Sanjay Dutta: The main reason is the insufficiency of data. Data is unclear until one translates it with information and applied science. What has been done is a well-developed database where you can track the positions, and it becomes mandatory for all banks and financial institutions to list defaults. We don’t have this kind of setup from the insurance sector. This is only one reason, but this will give insurance companies more opportunities to say no. And to be honest, it would be a real deterrent for fraudsters when you combine it with very stringent KYC norms etc. This whole thing falls into a much more manageable scope of operation than it does today.

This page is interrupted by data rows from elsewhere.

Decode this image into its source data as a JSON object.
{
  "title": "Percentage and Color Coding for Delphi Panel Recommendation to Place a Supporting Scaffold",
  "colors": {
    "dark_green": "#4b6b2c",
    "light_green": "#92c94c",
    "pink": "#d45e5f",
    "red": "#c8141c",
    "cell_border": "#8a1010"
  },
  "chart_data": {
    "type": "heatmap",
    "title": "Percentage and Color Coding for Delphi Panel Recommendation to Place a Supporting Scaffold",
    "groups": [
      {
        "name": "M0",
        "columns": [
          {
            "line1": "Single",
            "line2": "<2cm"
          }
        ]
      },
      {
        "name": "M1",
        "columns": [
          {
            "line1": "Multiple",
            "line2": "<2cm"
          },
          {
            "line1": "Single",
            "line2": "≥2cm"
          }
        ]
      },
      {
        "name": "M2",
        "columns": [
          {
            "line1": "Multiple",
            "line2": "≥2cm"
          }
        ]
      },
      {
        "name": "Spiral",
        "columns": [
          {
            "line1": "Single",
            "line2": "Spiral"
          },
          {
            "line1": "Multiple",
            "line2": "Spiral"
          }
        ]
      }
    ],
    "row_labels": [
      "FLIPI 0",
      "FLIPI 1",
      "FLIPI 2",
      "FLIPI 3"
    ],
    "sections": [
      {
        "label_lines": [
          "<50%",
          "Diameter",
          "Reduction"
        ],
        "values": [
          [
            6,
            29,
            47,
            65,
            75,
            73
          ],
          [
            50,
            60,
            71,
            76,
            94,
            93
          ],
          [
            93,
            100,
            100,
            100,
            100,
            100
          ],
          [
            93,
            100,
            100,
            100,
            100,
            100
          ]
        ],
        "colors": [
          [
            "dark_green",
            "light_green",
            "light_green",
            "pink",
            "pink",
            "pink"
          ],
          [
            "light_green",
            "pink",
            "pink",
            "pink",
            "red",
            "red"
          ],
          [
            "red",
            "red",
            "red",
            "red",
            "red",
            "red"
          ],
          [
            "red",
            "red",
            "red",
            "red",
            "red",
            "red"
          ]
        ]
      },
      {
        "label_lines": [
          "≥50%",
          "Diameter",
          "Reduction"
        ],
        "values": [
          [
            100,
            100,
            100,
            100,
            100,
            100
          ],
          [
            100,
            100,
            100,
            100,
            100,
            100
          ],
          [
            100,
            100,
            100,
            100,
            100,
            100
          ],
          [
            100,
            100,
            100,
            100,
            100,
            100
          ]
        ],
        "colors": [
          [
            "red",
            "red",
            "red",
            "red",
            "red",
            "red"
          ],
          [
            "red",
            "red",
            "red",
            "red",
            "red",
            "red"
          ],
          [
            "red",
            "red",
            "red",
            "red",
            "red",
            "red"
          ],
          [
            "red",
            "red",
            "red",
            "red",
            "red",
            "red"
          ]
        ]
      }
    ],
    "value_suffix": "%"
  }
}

How can insurance fraud be reduced?

Sanjay Dutta: There are a few things to weigh, from an insurance perspective, make fraud a priority item for the board, not just for discussion, but for regular, ongoing policy, what are we doing so that this doesn’t become a CIO/CTO problem. The second is to develop a framework identifying different categories of frauds. The third is to establish best practices, both sharing and setting up a database as we do in banking for individual borrowers. Similarly, a database should be maintained for insurance providers and insured customers. This is for agencies or other parties who perpetrate fraud. So systematically, continue to attack the likelihood of where all the fraud may be occurring. Here are some suggestions on how the sector as a whole can reduce insurance fraud.